Fig. 1: Identifying PLSCR1 as a potential target of NEDD4-2.

A Proteomic enrichment analysis shows phospholipid scramblase 1 (PLSCR1) as the most enriched protein in the pulldown enrichment dataset (Adj. p-value of 0.03) after NEDD4-2, both highlighted in red. B Sequence alignment (CLUSTAL-Omega (EMBL-EBI)) of PLSCR1 for human and mouse homologues: Homo sapiens PLSCR1 (O15162) and Mus musculus PLSCR1 (Q9JJ00). Protein domains that suggest features of NEDD4-2 interacting proteins are highlighted and the PPxY motifs are underlined.
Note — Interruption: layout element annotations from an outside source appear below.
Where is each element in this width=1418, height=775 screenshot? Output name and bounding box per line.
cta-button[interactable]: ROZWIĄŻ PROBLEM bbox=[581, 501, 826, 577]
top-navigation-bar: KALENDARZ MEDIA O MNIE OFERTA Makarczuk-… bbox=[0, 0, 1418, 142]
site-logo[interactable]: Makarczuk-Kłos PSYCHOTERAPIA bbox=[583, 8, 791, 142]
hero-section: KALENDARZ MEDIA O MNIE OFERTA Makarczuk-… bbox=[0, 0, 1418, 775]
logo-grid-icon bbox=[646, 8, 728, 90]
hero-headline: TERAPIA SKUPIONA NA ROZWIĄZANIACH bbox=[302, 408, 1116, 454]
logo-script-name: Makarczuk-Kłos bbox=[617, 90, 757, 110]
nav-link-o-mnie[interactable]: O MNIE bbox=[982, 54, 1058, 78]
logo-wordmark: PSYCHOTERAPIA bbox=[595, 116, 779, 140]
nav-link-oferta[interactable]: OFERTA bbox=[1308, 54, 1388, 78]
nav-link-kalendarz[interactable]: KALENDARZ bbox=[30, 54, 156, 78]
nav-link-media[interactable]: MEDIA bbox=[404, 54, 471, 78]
Immunoblotting showing increased PLSCR1 protein level in C NEDD4-2 KO CCD kidney cells (N42 KO), D NEDD4-2 siRNA treated HEK293T cells (siRNA1, 2) and (E) after the inhibition of proteasomal and lysosomal degradation by MG132 and chloroquine (CQ) treatment respectively in CCD cells compared to untreated controls (CT); n = 3 ± SD, significance was determined using unpaired two-tailed Student’s t-test, *p < 0.05, **p < 0.005, ***p < 0.0005, ****p < 0.0001.